Posted on 29/01/202324/06/2025 by Lakshmi

“What are you reading?” He asked me.

My head was on his shoulder, while we were laying in bed.

I wasn’t reading anything at that moment.
My head was just resting on his shoulder.

I didn’t respond to what he was saying.

“What is your favorite author?” He asked.
It felt sharp the way he said it.
Maybe he wasn’t satisfied I didn’t give him an answer.

I didn’t respond.
Again.

I just needed some time to come up with an answer.

“I like to read that Japanese author”, I said.
‘Murakami’. 

I believe this is where the conversation ended. 

I don’t know if he wanted me to read anything in particular, I felt I needed to say something at least. 

I found it a good answer and I did like to read Murakami’s stories.

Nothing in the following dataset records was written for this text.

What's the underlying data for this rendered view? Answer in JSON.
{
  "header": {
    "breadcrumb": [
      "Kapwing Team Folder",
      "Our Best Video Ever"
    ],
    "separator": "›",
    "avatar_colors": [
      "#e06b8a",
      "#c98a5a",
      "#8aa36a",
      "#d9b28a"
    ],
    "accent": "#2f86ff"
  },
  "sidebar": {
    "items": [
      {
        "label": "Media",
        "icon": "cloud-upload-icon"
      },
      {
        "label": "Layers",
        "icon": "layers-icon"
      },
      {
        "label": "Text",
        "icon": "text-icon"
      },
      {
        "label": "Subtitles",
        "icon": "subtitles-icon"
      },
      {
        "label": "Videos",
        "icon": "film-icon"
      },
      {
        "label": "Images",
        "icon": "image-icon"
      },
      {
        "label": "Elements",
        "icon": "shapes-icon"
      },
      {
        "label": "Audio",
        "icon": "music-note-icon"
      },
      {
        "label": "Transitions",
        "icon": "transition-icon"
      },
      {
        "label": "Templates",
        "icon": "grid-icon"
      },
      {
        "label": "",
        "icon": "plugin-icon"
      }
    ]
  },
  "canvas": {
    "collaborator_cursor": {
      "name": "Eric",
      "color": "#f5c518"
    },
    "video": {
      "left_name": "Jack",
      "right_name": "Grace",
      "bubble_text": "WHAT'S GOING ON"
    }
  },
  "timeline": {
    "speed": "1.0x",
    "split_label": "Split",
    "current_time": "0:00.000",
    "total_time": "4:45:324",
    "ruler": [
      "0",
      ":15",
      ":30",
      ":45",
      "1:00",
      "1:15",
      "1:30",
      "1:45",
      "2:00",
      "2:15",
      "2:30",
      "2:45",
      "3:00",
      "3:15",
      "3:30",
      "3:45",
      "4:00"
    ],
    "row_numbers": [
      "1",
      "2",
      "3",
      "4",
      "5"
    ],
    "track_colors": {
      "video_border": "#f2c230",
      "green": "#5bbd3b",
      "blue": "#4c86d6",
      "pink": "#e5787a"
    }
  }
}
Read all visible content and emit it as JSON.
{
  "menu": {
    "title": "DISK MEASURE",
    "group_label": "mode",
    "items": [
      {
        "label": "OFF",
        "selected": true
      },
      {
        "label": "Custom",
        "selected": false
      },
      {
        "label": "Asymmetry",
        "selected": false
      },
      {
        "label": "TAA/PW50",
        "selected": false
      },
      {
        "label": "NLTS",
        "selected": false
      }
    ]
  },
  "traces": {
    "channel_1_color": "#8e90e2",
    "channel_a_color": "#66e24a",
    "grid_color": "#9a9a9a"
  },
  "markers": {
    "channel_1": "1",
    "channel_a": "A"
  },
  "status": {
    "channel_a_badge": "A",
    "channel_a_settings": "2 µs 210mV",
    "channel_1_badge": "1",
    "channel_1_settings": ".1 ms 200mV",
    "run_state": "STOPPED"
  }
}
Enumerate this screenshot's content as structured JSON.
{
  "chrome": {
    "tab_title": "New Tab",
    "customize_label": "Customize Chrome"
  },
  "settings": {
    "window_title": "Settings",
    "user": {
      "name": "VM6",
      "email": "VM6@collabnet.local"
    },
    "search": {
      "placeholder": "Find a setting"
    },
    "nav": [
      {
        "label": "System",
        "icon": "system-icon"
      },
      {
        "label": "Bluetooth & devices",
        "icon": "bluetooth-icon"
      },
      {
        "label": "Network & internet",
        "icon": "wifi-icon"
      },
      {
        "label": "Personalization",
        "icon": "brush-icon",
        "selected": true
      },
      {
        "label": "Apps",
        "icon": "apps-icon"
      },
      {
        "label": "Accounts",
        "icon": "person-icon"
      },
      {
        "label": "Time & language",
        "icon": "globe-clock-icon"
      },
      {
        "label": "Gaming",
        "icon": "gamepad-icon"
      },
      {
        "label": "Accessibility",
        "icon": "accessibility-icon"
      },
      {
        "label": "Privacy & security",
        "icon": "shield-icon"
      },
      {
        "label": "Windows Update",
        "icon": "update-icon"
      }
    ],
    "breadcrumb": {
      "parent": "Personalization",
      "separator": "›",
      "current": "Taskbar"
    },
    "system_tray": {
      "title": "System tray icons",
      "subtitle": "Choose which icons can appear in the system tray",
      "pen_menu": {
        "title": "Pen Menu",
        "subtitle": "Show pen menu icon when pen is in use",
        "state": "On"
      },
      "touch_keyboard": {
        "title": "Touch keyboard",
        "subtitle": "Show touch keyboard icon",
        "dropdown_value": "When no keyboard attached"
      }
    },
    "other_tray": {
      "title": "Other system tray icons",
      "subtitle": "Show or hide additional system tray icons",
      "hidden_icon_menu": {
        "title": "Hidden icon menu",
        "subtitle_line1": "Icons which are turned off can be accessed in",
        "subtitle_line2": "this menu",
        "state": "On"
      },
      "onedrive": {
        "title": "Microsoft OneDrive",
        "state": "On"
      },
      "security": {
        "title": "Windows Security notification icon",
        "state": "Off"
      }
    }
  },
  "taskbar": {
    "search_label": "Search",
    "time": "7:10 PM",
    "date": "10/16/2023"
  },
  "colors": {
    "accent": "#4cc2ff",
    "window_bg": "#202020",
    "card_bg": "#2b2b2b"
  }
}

I didn’t explain further to him why I liked his stories or why I was reading them.
I can only remember when reading them, it made sense to me.

It wasn’t something I could relate to.
However, I could understand his world of how he had written it down, was making sense to him.

Apart from all the symbolic and spiritual context he was writing.
Perhaps even more things hidden in his stories. 

It didn’t really matter. 

I was still laying in his bed.
The rush I felt on how he was asking me these questions, had left.

From the very beginning, I felt sort of afraid, when I was around him.
It wasn’t without notice, he had made me cry, said some hurtful things. 

I came to know it was more him than me.
I think he even said it himself to me. 

I began to wonder.

Why was I actually still with him?

I don’t think someone should give me such a feeling.
To rush, I needed to answer his questions and above all the feeling perhaps my answer was not right.
Besides, let’s not forget he had made me cry on the very first date. 

I know I was laying there in his bed and didn’t feel the need to leave.
I wanted to give him a hug instead.

I can’t remember anymore what I did.
I believe he turned around and turned off the light. 

I was thinking.
Does it come with age we start to take the negative side of our partner ‘for granted’? 
We see more of the things of value and stay therefor?

Is that what love is about? 
I was still thinking.

Although the way he spoke and asked me those questions was hurting.
If any of us was hurting, it was more him than me.

However the questions kept running through my head.

Is this what love is all about and is this love what I am feeling?

To be stuck in thoughts, the way my partner is behaving?